Vice President Alvaro Garcia decreed the price increases -- which also involve a 73-percent hike in diesel prices -- on Sunday by removing subsidies that cost about 380 million dollars per year to keep fuel prices artificially low for more than a decade.
It was the sharpest price increase since 1991, when prices went up 35 percent, and follows six years of stable prices.
The government says the price increase was necessary in part because subsidized fuel was being smuggled across Bolivia's borders to neighboring countries.
"That money should stay here and the resources we will obtain from this move will be spent on productive local irrigation projects," Morales said at a ceremony at the presidential palace.
But Franklin Duran, the head of the Confederation of Drivers, which represents some 175,000 workers urged the government to "go back on this measure."
"We reject the measure taken by the government, and so we declare an indefinite strike" across Bolivia starting Monday, he added.
Faced with the growing criticism, Morales vowed the step would "not hurt anyone."

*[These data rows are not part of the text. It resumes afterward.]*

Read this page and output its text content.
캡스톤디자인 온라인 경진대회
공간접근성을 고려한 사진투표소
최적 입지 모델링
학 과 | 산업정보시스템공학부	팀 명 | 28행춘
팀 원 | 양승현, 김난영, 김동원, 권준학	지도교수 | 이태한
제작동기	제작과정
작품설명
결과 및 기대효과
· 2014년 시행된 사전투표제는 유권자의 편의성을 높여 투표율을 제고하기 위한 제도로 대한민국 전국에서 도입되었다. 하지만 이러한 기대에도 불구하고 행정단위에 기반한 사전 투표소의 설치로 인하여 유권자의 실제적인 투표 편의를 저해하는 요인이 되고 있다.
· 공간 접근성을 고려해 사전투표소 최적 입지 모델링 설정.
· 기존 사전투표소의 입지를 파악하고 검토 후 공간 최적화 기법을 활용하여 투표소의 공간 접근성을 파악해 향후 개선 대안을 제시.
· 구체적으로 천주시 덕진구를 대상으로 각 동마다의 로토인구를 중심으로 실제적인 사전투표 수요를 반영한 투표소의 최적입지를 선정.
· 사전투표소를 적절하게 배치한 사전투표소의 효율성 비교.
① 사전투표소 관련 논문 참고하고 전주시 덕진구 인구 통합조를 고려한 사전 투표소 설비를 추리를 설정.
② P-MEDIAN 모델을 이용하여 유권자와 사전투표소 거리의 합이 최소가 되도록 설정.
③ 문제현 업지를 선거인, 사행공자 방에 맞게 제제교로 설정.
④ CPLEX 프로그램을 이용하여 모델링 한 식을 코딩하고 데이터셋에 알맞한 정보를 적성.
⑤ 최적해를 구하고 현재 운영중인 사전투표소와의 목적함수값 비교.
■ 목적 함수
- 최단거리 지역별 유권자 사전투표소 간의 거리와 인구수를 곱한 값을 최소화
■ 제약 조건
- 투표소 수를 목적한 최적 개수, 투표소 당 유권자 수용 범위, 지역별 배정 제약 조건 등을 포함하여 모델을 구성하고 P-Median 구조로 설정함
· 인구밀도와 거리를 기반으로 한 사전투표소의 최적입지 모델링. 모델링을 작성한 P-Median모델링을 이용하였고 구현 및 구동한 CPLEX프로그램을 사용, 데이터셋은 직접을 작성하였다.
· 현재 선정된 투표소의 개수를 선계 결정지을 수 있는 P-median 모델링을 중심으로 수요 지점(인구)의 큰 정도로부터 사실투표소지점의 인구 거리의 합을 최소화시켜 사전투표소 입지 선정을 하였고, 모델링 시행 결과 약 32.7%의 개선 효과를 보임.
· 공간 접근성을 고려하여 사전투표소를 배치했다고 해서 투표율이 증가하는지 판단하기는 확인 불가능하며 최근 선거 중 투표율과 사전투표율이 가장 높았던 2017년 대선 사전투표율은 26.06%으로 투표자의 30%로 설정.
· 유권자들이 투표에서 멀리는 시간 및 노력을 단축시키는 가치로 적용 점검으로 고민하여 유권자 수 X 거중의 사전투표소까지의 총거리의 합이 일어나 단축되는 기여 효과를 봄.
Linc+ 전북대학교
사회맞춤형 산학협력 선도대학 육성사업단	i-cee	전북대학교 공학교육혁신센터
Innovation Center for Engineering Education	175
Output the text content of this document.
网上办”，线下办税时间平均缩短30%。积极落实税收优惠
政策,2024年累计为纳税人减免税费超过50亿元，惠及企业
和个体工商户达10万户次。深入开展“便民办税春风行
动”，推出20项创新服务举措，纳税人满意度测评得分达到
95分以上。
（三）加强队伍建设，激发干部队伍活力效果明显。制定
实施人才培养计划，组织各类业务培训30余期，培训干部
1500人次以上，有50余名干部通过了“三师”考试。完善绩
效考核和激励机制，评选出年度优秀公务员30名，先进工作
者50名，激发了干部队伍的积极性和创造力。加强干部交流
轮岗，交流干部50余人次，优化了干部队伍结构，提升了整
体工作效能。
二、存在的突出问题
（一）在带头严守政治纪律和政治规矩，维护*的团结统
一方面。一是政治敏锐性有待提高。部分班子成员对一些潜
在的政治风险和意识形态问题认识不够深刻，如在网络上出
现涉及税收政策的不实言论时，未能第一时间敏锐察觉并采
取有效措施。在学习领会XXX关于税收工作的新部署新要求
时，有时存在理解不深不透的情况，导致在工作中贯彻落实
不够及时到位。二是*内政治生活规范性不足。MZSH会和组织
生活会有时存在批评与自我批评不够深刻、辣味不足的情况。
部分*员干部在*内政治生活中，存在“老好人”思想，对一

"The government and the president will never ignore the workers, but we cannot allow the money to continue trickling out through smuggling and corruption," the socialist president told mayors of towns near La Paz.
Private companies operate the buses and mini-buses that provide public transportation in Bolivia under Morales.
Up to now, only the drivers and a union representing city teachers have voiced opposition to the sudden price hikes.
While some taxis and city buses operated early Monday with unregulated higher prices, army trucks were drafted into service to shuttle between the working class neighborhood of El Alto and downtown La Paz.
Exempted from the price increase was natural gas for household use and for vehicles. Prices for basic services, water, electricity and telephone service were also frozen.
The government is encouraging city buses to modify their vehicles to run on natural gas. But at the moment, fewer than three percent of public transportation vehicles have converted.
Residents rushed to fuel stations before the price increase went into effect at midday Sunday.
Finance Minister Luis Arce said prices should stabilize by mid-January.
But economist Gonzalo Chavez of Catholic University said gasoline prices were the benchmark for the entire transportation sector, itself a reference for dozens of other products.
"We already were finishing the year with inflation rising to six percent and this is going to drive up inflation even further for the next three to four months," he argued.
Economist Alberto Bonadona, another Catholic University professor, said the measure was hitting ordinary Bolivians the hardest.
"Not just transport but food prices are going to be going up. Then there will be pressure for wage hikes," he said.